Do we need an "else" case here? You could at least check SlotIndex::isSameInstr(VNI->def, DefIdx). And maybe check that VNI-def is the early clobber slot and DefIdx is the normal slot.

And (as @MatzeB said) maybe even scan the instruction to check that there is an early-clobber def of the same superregister somewhere.
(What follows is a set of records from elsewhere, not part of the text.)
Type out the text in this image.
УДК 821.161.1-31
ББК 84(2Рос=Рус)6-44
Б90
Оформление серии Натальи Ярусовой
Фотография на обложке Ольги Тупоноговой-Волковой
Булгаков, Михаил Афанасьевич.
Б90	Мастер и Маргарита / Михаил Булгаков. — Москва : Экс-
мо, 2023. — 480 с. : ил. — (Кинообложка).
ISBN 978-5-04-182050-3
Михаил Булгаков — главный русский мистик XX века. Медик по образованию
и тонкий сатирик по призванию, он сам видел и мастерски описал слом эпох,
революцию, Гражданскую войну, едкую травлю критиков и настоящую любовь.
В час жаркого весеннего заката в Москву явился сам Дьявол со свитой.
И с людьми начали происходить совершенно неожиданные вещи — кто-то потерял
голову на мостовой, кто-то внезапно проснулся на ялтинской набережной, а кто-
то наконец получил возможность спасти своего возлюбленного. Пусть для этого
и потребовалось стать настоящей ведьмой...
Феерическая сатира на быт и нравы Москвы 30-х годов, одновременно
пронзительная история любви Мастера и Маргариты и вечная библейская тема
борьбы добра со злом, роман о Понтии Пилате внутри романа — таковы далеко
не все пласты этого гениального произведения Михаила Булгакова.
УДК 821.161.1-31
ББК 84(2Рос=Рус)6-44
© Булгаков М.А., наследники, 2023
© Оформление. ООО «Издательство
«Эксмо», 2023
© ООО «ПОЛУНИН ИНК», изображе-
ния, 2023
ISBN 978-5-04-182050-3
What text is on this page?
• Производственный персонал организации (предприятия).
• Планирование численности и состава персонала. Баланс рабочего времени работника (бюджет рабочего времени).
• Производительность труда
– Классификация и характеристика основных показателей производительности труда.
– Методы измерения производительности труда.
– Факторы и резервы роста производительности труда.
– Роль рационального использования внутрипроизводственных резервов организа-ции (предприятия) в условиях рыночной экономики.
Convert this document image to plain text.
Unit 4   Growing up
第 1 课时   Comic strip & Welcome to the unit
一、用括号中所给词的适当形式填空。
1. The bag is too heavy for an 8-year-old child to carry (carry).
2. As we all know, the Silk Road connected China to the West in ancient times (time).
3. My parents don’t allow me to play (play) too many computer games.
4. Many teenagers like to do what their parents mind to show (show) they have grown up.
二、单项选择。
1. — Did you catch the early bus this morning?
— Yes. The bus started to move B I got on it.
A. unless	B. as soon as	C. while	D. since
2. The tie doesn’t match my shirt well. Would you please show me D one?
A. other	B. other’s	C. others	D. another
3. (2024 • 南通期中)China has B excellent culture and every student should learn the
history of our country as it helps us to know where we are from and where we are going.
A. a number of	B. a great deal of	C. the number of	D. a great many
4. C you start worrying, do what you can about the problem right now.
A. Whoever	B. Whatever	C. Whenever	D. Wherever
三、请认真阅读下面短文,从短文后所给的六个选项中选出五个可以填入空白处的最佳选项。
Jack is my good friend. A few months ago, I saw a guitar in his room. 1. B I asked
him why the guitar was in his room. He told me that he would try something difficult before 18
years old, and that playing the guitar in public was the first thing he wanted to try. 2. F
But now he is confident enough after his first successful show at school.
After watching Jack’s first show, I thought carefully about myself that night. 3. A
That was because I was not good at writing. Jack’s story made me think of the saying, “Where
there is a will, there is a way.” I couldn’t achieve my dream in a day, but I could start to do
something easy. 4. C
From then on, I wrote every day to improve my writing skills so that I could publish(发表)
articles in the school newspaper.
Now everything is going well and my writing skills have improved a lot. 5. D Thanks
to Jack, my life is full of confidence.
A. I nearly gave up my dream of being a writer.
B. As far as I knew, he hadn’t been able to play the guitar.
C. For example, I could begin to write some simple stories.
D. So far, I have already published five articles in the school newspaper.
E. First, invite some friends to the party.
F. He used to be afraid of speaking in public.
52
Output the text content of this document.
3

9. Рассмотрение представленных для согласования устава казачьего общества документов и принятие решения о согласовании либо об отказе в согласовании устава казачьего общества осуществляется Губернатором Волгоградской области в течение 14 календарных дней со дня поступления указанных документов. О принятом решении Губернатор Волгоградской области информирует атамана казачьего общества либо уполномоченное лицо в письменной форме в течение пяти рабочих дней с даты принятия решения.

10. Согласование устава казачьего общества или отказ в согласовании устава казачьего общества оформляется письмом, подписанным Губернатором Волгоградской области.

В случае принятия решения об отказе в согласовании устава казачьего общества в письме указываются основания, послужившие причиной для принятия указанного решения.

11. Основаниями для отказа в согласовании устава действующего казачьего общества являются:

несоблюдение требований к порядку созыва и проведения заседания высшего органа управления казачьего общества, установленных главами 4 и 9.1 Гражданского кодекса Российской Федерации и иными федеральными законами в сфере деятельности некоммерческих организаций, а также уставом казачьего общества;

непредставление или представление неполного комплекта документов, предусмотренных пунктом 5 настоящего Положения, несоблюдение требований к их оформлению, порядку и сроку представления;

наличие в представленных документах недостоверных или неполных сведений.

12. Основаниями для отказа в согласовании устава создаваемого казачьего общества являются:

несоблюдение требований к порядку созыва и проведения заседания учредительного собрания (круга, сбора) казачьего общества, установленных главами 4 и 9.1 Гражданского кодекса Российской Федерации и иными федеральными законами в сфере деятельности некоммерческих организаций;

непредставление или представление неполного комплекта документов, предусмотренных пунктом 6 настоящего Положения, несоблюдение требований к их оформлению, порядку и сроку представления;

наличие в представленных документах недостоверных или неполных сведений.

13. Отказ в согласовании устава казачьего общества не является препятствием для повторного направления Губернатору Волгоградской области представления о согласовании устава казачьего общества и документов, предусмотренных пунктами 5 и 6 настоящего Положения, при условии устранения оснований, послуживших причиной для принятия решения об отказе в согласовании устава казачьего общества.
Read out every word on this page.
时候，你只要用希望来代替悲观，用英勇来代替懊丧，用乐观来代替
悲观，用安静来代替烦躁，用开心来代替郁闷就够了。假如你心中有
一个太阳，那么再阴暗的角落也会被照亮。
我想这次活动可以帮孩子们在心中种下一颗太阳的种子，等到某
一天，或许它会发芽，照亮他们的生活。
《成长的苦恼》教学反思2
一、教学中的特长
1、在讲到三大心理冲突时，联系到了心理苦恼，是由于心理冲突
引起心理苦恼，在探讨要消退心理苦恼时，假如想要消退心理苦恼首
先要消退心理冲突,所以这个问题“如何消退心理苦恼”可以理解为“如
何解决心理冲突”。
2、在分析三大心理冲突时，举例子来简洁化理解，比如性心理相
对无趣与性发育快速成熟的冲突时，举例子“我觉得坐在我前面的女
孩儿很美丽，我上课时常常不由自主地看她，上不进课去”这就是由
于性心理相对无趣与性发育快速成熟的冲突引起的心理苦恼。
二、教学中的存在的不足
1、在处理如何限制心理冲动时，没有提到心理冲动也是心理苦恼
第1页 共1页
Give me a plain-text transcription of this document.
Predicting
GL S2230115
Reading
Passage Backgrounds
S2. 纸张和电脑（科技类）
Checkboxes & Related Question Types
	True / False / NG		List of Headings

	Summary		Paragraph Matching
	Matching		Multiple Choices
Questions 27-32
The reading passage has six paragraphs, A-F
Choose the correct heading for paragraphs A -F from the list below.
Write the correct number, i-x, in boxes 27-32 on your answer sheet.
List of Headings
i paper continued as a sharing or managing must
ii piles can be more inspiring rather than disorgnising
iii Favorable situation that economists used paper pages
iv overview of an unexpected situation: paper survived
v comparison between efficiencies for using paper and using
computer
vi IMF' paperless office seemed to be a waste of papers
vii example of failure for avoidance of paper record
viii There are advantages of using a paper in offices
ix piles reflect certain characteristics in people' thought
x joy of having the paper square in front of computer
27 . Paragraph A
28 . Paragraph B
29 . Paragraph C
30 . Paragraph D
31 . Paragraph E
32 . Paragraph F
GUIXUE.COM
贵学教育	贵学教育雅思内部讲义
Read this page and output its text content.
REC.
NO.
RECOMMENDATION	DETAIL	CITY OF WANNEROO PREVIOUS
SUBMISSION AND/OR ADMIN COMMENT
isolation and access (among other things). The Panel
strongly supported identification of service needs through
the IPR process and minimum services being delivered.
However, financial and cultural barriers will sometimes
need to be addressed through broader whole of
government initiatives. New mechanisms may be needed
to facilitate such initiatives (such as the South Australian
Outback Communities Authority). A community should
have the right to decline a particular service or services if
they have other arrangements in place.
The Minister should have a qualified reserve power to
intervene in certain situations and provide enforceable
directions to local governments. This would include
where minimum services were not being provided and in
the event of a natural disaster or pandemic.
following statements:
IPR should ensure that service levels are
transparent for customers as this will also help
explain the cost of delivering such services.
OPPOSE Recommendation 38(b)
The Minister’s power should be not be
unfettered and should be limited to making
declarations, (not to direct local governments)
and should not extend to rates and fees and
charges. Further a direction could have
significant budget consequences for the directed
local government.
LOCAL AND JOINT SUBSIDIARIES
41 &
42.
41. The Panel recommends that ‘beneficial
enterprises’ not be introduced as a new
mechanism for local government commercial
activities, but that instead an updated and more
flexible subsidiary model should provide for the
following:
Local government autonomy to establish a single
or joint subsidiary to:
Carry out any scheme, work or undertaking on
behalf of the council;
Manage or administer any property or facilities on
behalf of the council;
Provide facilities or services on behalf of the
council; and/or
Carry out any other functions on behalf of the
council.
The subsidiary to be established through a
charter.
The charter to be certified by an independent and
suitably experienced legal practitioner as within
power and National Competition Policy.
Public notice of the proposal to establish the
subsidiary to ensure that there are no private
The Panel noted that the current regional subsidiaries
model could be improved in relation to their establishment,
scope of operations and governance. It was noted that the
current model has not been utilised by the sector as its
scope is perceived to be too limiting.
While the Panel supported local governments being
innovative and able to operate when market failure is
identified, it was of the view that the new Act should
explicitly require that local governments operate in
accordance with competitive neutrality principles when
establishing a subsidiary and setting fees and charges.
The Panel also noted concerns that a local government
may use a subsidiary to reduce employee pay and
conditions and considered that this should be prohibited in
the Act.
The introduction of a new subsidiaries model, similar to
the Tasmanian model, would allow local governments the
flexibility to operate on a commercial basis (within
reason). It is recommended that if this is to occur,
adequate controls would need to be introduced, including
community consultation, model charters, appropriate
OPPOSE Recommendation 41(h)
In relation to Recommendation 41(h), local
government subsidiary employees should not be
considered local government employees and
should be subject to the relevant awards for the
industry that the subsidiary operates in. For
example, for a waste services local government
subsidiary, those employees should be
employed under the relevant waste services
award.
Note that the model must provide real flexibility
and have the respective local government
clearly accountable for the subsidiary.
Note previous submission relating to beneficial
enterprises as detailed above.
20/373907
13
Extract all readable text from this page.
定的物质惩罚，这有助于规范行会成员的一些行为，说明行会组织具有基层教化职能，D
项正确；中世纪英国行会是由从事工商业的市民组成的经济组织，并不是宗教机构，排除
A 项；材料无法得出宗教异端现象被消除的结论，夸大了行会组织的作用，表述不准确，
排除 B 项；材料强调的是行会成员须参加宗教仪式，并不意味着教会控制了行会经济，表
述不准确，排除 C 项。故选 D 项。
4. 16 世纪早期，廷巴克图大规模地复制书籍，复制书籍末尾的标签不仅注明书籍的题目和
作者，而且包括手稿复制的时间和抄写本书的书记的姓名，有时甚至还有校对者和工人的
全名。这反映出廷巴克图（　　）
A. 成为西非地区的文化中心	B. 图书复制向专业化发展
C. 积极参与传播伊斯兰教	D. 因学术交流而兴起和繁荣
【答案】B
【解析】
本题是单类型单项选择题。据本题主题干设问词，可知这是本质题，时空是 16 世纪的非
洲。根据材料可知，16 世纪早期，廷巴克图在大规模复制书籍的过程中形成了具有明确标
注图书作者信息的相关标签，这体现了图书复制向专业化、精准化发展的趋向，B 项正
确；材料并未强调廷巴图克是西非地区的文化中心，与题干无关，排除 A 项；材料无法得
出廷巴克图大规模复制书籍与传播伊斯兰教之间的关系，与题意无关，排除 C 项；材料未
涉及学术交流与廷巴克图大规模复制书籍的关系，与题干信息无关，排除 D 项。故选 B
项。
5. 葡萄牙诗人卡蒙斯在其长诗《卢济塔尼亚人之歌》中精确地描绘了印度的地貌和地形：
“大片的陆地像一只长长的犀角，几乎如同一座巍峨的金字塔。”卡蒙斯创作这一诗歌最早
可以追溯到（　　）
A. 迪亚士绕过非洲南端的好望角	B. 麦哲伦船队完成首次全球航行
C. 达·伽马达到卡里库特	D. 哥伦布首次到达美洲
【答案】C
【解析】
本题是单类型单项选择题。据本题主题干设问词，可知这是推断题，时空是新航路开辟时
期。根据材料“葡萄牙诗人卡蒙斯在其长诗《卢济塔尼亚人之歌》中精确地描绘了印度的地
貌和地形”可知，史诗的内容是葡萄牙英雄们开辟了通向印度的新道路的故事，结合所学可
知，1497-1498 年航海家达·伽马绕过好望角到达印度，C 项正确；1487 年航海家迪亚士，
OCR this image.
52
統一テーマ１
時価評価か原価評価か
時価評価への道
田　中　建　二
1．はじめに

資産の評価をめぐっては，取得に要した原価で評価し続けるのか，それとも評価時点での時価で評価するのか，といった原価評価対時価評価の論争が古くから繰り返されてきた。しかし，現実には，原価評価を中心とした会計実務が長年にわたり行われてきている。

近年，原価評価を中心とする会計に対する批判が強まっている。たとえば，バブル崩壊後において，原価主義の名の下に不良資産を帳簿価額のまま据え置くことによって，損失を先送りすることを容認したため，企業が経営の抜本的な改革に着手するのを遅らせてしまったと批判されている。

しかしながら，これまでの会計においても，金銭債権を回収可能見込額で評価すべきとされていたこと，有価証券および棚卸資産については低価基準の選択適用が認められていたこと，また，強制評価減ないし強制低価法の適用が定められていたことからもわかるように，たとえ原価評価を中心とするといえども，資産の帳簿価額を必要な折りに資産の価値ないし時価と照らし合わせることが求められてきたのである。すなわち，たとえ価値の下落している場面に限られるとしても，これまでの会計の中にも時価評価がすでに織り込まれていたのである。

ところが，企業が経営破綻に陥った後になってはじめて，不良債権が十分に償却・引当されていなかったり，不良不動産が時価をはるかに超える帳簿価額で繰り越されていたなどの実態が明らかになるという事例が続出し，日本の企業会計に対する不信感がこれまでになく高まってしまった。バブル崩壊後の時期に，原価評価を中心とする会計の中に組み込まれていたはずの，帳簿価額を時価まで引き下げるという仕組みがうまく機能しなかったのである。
Or maybe that would be better handled by a separate check that any range with subranges has the same start idx as one of the subranges.

dfukalov updated this revision to Diff 451849.EditedAug 11 2022, 7:16 AM

Addresses comments.

@foad please review I correctly implemented
"VNI-def is the early clobber slot and DefIdx is the normal slot"
as
VNI->def.isEarlyClobber() && DefIdx > VNI->def?

@MatzeB I double-checked that early-clobber def of superreg has a corresponding
subreg early-clobber def: I hacked range being checked in debugger and got the
following:

%0 [16e,32r:0) 0@16r L..3 [16r,32r:0) 0@16r L..C [16r,32r:0) 0@16r weight:0.000000e+00
and
%0 [16r,32r:0) 0@16e L..3 [16r,32r:0) 0@16r L..C [16r,32r:0) 0@16r weight:0.000000e+00

generate *** Bad machine code: Live segment must begin at MBB entry or valno def ***
in MachineVerifier::verifyLiveRangeSegment()

%0 [16e,32r:0) 0@16e L..3 [16r,32r:0) 0@16r L..C [16r,32r:0) 0@16r weight:0.000000e+00
generates *** Bad machine code: Non-PHI, non-early clobber def must be at a register slot ***
in MachineVerifier::verifyLiveRangeValue()

both of them are called from MachineVerifier::visitMachineFunctionAfter() (added mention to the comment)

dfukalov added inline comments.Sep 1 2022, 6:39 AM
llvm/lib/CodeGen/MachineVerifier.cpp
2304

@foad would you please approve the condition means your suggestion "VNI-def is the early clobber slot and DefIdx is the normal slot"?

foad added inline comments.Sep 5 2022, 1:36 AM
llvm/lib/CodeGen/MachineVerifier.cpp
2301

Don't need the last set of parens on this line.

2304

Looks OK but I think (!VNI->def.isEarlyClobber() || !DefIdx.isRegister()) might be clearer.

dfukalov updated this revision to Diff 457950.Sep 5 2022, 5:19 AM

Addressed comment.

llvm/lib/CodeGen/MachineVerifier.cpp
2301

Formally yes, but without the parens I got

warning: '&&' within '||' [-Wlogical-op-parentheses]
note: place parentheses around the '&&' expression to silence this warning
foad added inline comments.Sep 5 2022, 5:24 AM
llvm/lib/CodeGen/MachineVerifier.cpp
2301

By "the last set" I meant the parens around VNI->def != DefIdx.

dfukalov updated this revision to Diff 457968.Sep 5 2022, 6:28 AM

Removed redundant parenses.

foad accepted this revision.Sep 5 2022, 6:31 AM

LGTM, thanks!

This revision was not accepted when it landed; it landed in state Needs Review.Sep 5 2022, 7:08 AM
This revision was landed with ongoing or failed builds.
This revision was automatically updated to reflect the committed changes.